Cela s’intègre dans une sorte de flux cinéphile qui parcourt le cinéma de Trueba qui cite dans de nombreux textes et entretiens des références telles que Jean Eustache, Éric Rohmer ou le plus contemporain Hong Sang-soo. Il pourrait presque poursuivre l’adage rivettien selon lequel « la seule critique véritable d'un film ne peut être qu’un autre film » dans une extrapolation consistant à dire qu’il n’y a pas de meilleure manière de parler de cinéma que d’en faire. Sans écarter l’exercice critique, qu’il estime et pratique, l’idéal truebien serait plus exactement de percevoir les productions écrites et filmées comme dialoguant entre elles dans un échange jamais figé ni conditionné à la fin de parcours classique d’un film que serait la sortie en salle (en témoigne le remontage de son deuxième long métrage, Los Ilusos 13 + 13, qui lui offre une seconde vie treize ans après sa réalisation). On ressort alors de ses films avec une sensation bien plus vertigineuse que la simple satisfaction d’un visionnage accompli : celle d’avoir ouvert de nouvelles portes pour se plonger dans de nouvelles œuvres (qu’elles soient filmées, écrites, chantées…).

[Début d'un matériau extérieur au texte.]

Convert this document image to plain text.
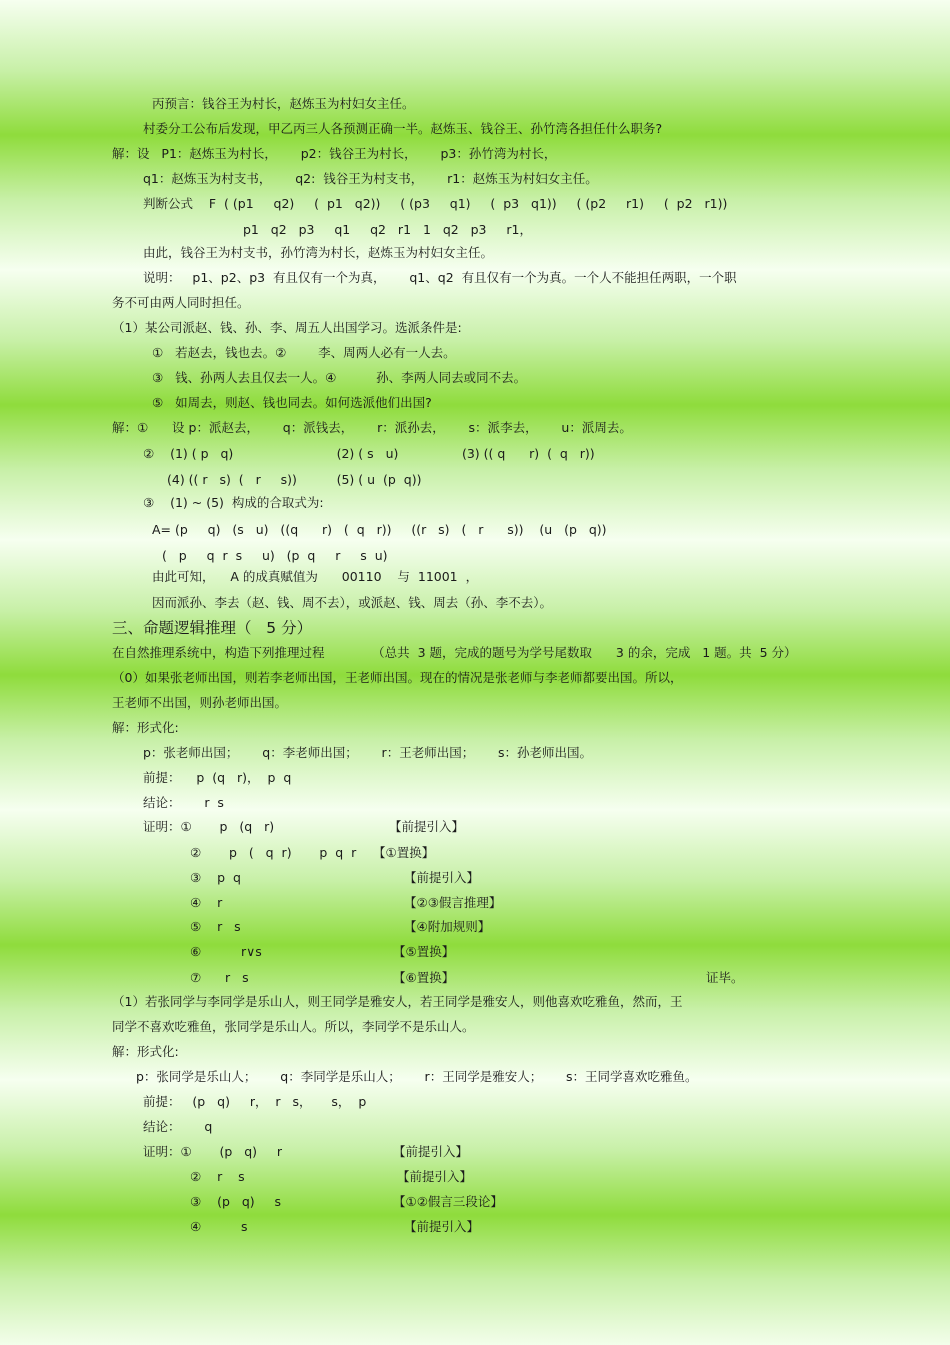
丙预言：钱谷王为村长，赵炼玉为村妇女主任。
村委分工公布后发现，甲乙丙三人各预测正确一半。赵炼玉、钱谷王、孙竹湾各担任什么职务?
解：设   P1：赵炼玉为村长，      p2：钱谷王为村长，      p3：孙竹湾为村长，
q1：赵炼玉为村支书，      q2:  钱谷王为村支书，      r1：赵炼玉为村妇女主任。
判断公式    F  ( (p1     q2)     (  p1   q2))     ( (p3     q1)     (  p3   q1))     ( (p2     r1)     (  p2   r1))
p1   q2   p3     q1     q2   r1   1   q2   p3     r1，
由此，钱谷王为村支书，孙竹湾为村长，赵炼玉为村妇女主任。
说明：   p1、p2、p3  有且仅有一个为真，      q1、q2  有且仅有一个为真。一个人不能担任两职，一个职
务不可由两人同时担任。
（1）某公司派赵、钱、孙、李、周五人出国学习。选派条件是:
①   若赵去，钱也去。②        李、周两人必有一人去。
③   钱、孙两人去且仅去一人。④          孙、李两人同去或同不去。
⑤   如周去，则赵、钱也同去。如何选派他们出国?
解：①      设 p：派赵去，      q：派钱去，      r：派孙去，      s：派李去，      u：派周去。
②    (1) ( p   q)                          (2) ( s   u)                (3) (( q      r)  (  q   r))
(4) (( r   s)  (   r     s))          (5) ( u  (p  q))
③    (1) ~ (5)  构成的合取式为:
A= (p     q)   (s   u)   ((q      r)   (  q   r))     ((r   s)   (   r      s))    (u   (p   q))
(   p     q  r  s     u)   (p  q     r     s  u)
由此可知，    A 的成真赋值为      00110    与  11001  ，
因而派孙、李去（赵、钱、周不去），或派赵、钱、周去（孙、李不去）。
三、命题逻辑推理（   5 分）
在自然推理系统中，构造下列推理过程            （总共  3 题，完成的题号为学号尾数取      3 的余，完成   1 题。共  5 分）
（0）如果张老师出国，则若李老师出国，王老师出国。现在的情况是张老师与李老师都要出国。所以，
王老师不出国，则孙老师出国。
解：形式化:
p：张老师出国；      q：李老师出国；      r：王老师出国；      s：孙老师出国。
前提：    p  (q   r)，  p  q
结论：      r  s
证明：①       p   (q   r)	【前提引入】
②       p   (   q  r)       p  q  r 【①置换】
③    p  q	【前提引入】
④    r	【②③假言推理】
⑤    r   s	【④附加规则】
⑥          r∨s	【⑤置换】
⑦      r   s	【⑥置换】	证毕。
（1）若张同学与李同学是乐山人，则王同学是雅安人，若王同学是雅安人，则他喜欢吃雅鱼，然而，王
同学不喜欢吃雅鱼，张同学是乐山人。所以，李同学不是乐山人。
解：形式化:
p：张同学是乐山人；      q：李同学是乐山人；      r：王同学是雅安人；      s：王同学喜欢吃雅鱼。
前提：   (p   q)     r，  r   s，     s，  p
结论：      q
证明：①       (p   q)     r	【前提引入】
②    r    s	【前提引入】
③    (p   q)     s	【①②假言三段论】
④          s	【前提引入】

C’est peut-être pour cela que la répétition est au cœur de son œuvre : les variations de ses histoires ne sont pas à envisager comme des recommencements mais plutôt comme l’évolution des personnes qui l’entourent et l’inspirent dans un processus non pas marqué par de grandes « étapes » de la vie mais continu. Ainsi, dans Septembre sans attendre, lorsque le personnage d’Ale (Itsaso Arana) retrouve Francesco Carril sur le tournage de Los años nuevos (série de Rodrigo Sorogoyen dans laquelle Carril tient le rôle masculin principal), il s’agit plus d’inclure une part du quotidien de son ami à qui il rend visite que d’un simple clin d’œil « méta ». L’idée de retrouver ses acteurs comme on retrouve des copains permet non seulement de créer une attente vis à vis des prochains films du cinéaste mais aussi de se plonger entièrement dans son univers pour tisser des ponts entre les oeuvres et en découvrir des prolongements, à l’image du clip de la chanson à l'origine des Exilés Romantiques, Oda al Amor Efímero de Tulsa (disponible sur la chaîne Youtube de Los Ilusos) réalisé durant le tournage avec le trio d’acteurs masculins conservant leurs personnages dans le van qui les transporte. Elle illustre aussi le lien de Trueba à ses comédiens, autour desquels il semble créer des fictions par pur désir et plaisir de les filmer. Le motif de la répétition dans le cinéma de Trueba s’interprète aussi comme celui de la fidélité avec les figures notamment de Vito Sanz et Francesco Carril qui ne le quittent pas depuis Los Ilusos (même pour une apparition fugace comme Carril dans Septembre sans attendre voire quasi inaperçue comme Sanz en client au comptoir d’un bar dans La Reconquista). Ce désir s’incarne bien sûr aussi au travers d’Itsaso Arana, qui partage d’abord l’affiche avec Carril dans La Reconquista avant de devenir une figure centrale du cinéma de Trueba. Eva en août représente en cela un point charnière de la filmographie de l’espagnol – au delà d’être le long-métrage l’ayant fait connaître par chez nous – puisqu’il se décentre de ses préoccupations propres et de ses projections sur les autres en invitant sa compagne à la vie à co-écrire le récit et l’axant pour la première fois sur un point de vue exclusivement féminin, rendant possible une fusion entre lui-même, son entourage et leurs personnages (il répète d’ailleurs le processus d’écriture à plusieurs avec Sanz et Arana pour Septembre sans attendre).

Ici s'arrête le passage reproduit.